Lahirnya enterpreneur muda di bidang pertanian tak lepas menjadi semangat baru bagi sektor pertanian di Indonesia.
Menteri Pertanian (Mentan), Syahrul Yasin Limpo menaruh perhatian tinggi pada potensi generasi milenial. Syahrul mengungkapkan, generasi milenial merupakan bonus demografi di lndonesia yang tumbuh bersamaan dengan pesatnya perkembangan teknologi informasi.
Kementerian Pertanian (Kementan) melalui Badan Penyuluhan dan Pengembangan Sumberdaya Manusia Pertanian (BPPSDMP), bersama APO menyelenggarakan seminar dengan tema 'Multi Country Observational Study Mission on Millennial Leaders to Drive Rural Development' di Bali pada tanggal 10-14 Juli 2023.
Ditemui di sela acara, Kepala BPPSDMP Dedi Nursyamsi serta Kepala Divisi Pertanian APO, Tad Manabe mengemukakan bahwa pembelajaran kesuksesan petani milenial indonesia akan menjadi masukan bagi APO untuk berkontribusi pada keberlanjutan perekonomian sosial Asia Pasifik melalui pengembangan produktivitas pertanian.
38 delegasi yang mengikuti studi observasi berasal dari 21 negara anggota APO seperti Bangladesh, Kamboja, China, Fiji, Hong Kong, India, Iran, Jepang, Korea Selatan, Laos, Malaysia, Mongol, Nepal, Pakistan, Filipina, Singapura, Sri Lanka, Thailand, Turki, Vietnam dan Indonesia.
Dedi Nursyamsi mengungkapkan telah banyak petani millenial yang lahir menjadi pengusaha sukses.
"Ciri-ciri wirausahawan pertanian muda adalah menerapkan mekanisasi pertanian, pertanian cerdas, fasilitas dan teknologi modern, kegiatan bisnis, dan ilmu pertanian.

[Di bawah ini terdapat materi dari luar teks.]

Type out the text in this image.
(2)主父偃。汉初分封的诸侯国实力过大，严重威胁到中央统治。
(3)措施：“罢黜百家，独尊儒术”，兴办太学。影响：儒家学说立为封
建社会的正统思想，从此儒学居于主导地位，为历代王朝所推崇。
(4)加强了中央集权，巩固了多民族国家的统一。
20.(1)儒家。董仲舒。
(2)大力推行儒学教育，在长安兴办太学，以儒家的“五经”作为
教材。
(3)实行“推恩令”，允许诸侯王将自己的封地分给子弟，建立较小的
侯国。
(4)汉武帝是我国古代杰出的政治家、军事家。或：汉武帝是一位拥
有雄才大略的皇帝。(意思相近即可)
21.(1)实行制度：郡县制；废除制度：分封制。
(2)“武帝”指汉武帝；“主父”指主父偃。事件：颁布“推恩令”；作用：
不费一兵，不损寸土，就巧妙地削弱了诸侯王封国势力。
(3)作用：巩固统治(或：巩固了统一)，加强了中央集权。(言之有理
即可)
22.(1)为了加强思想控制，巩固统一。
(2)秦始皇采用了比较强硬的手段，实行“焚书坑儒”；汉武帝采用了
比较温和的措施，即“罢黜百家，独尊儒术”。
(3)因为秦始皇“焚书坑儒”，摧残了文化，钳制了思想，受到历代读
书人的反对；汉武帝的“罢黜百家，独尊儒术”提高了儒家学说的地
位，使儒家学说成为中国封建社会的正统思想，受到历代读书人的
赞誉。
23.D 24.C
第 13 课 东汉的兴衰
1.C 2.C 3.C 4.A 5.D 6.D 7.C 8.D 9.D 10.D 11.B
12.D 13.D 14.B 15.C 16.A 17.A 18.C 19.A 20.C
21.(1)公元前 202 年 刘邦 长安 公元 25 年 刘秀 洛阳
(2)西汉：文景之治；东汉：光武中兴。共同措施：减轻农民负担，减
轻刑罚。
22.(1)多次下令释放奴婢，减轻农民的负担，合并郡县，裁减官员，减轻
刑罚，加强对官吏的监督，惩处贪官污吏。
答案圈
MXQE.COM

Sebagian besar dari mereka mengembangkan kerja sama dan kemitraan antara pengusaha dan produsen di wilayah dan lokasi yang luas,” tambah Dedi, dalam keterangan tertulisnya, Selasa (11/7/2023).
Salah satu sosok petani milenial sukses adalah Kadek Surya Prasetya Wiguna. Ia telah mengembangkan merek Cau Cokelat organik di Kabupaten Tabanan, Bali, menjadi lokasi pertama yang dikunjungi.

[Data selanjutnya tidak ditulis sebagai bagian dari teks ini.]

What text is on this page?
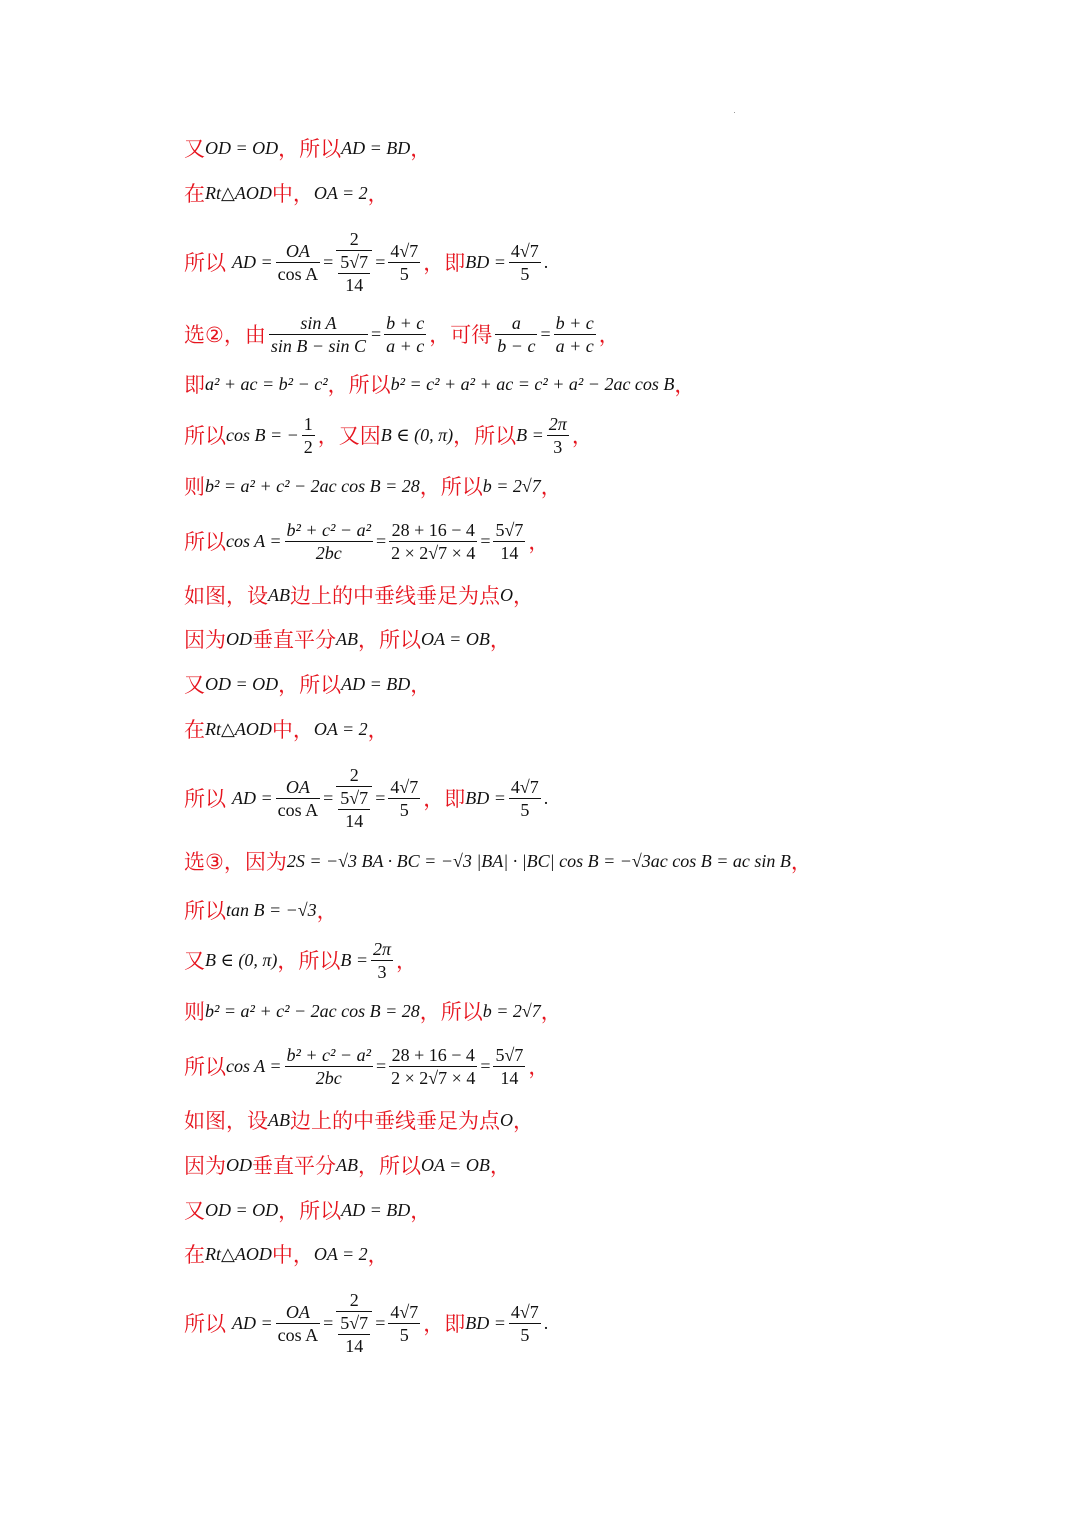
又 OD = OD ，所以 AD = BD ，
在 Rt△AOD 中， OA = 2 ，
所以 AD = $\frac{OA}{\text{cos A}} = \frac{2}{\frac{5√7}{14}} = \frac{4√7}{5}$ ，即 BD = $\frac{4√7}{5}$ .
选②，由 $\frac{\text{sin A}}{\text{sin B − sin C}} = \frac{b + c}{a + c}$ ，可得 $\frac{a}{b - c} = \frac{b + c}{a + c}$ ，
即 a² + ac = b² − c² ，所以 b² = c² + a² + ac = c² + a² − 2ac cos B ，
所以 cos B = − $\frac{1}{2}$ ，又因 B ∈ (0, π) ，所以 $B = \frac{2\pi}{3}$ ，
则 b² = a² + c² − 2ac cos B = 28 ，所以 b = 2√7 ，
所以 $\cos A = \frac{\text{b² + c² − a²}}{2bc} = \frac{28 + 16 - 4}{2 \times 2√7 \times 4} = \frac{5√7}{14}$ ，
如图，设 AB 边上的中垂线垂足为点 O ，
因为 OD 垂直平分 AB ，所以 OA = OB ，
又 OD = OD ，所以 AD = BD ，
在 Rt△AOD 中， OA = 2 ，
所以 AD = $\frac{OA}{\text{cos A}} = \frac{2}{\frac{5√7}{14}} = \frac{4√7}{5}$ ，即 BD = $\frac{4√7}{5}$ .
选③，因为 2S = −√3 BA · BC = −√3 |BA| · |BC| cos B = −√3ac cos B = ac sin B ，
所以 tan B = −√3 ，
又 B ∈ (0, π) ，所以 $B = \frac{2\pi}{3}$ ，
则 b² = a² + c² − 2ac cos B = 28 ，所以 b = 2√7 ，
所以 $\cos A = \frac{\text{b² + c² − a²}}{2bc} = \frac{28 + 16 - 4}{2 \times 2√7 \times 4} = \frac{5√7}{14}$ ，
如图，设 AB 边上的中垂线垂足为点 O ，
因为 OD 垂直平分 AB ，所以 OA = OB ，
又 OD = OD ，所以 AD = BD ，
在 Rt△AOD 中， OA = 2 ，
所以 AD = $\frac{OA}{\text{cos A}} = \frac{2}{\frac{5√7}{14}} = \frac{4√7}{5}$ ，即 BD = $\frac{4√7}{5}$ .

Cau Cokelat memberikan pembelajaran akan pengembangan kakao organik dari sejak penanaman hingga proses keberagaman produk hingga merek, pemasaran hingga penjualan yang dibuat langsung di area penanaman cokelat.
Pendapatan Cau Cokelat mencapai 1 Juta Dollar atau sekitar Rp15 miliar per tahunnya. Kadek Surya mengelola lebih dari 100 petani dan 170 karyawan yang sebagian adalah petani muda.
Menurut Kadek, petani muda tertarik untuk terus mengembangkan kakao organik karena nilai ekonomi yang lebih baik. Karena harga yang di atas rata-rata harga konvensional yaitu Rp65 ribu per/kg, ditambah pengembangan yang dilakukan Cau Cokelat mampu meningkatkan produksi organik dari 500kg/ha menjadi 1,5 Ton organik kakao perHa nya.
Tak hanya melihat manisnya bisnis cokelat, delegasi pun mengunjungi BOS Fresh Sayur yang dipelopori oleh AA Gede Agung Wedhatama. AA Gede mengembangkan komunitas petani muda keren, hingga petani mampu memiliki penghasilan Rp10-15 juta per bulannya. Saat ini BOS Fresh Sayur mengembangkan rantai bisnis hingga jaringannya sangat luas tersebar di berbagai wilayah di Bali, hingga memiliki berbagai macam produk dari petani dari kopi, kakao, sayur, stroberi, bawang putih, padi hingga pupuk organik
"Koperasi yang terbangun dari komunitas petani muda memiliki lima nila yaitu '5 K', yaitu kooperatif, komunitas, kolaboratif, kontribusi, dan tidak lupa harus keren," kata Agung.
Antusiasme para peserta ini terlihat jelas ketika sesi tanya jawab dan diskusi terkait kiat dan strategi penumbuhan agriculture millenial leader Indonesia.
Bagaimana mereka mendapatkan semangat di tengah persaingan usaha yang sangat kompetitif serta sejauh mana dukungan pemerintah dalam menyediakan lingkungan yang kondusif sehingga pertanian Indonesia dapat tumbuh dengan baik.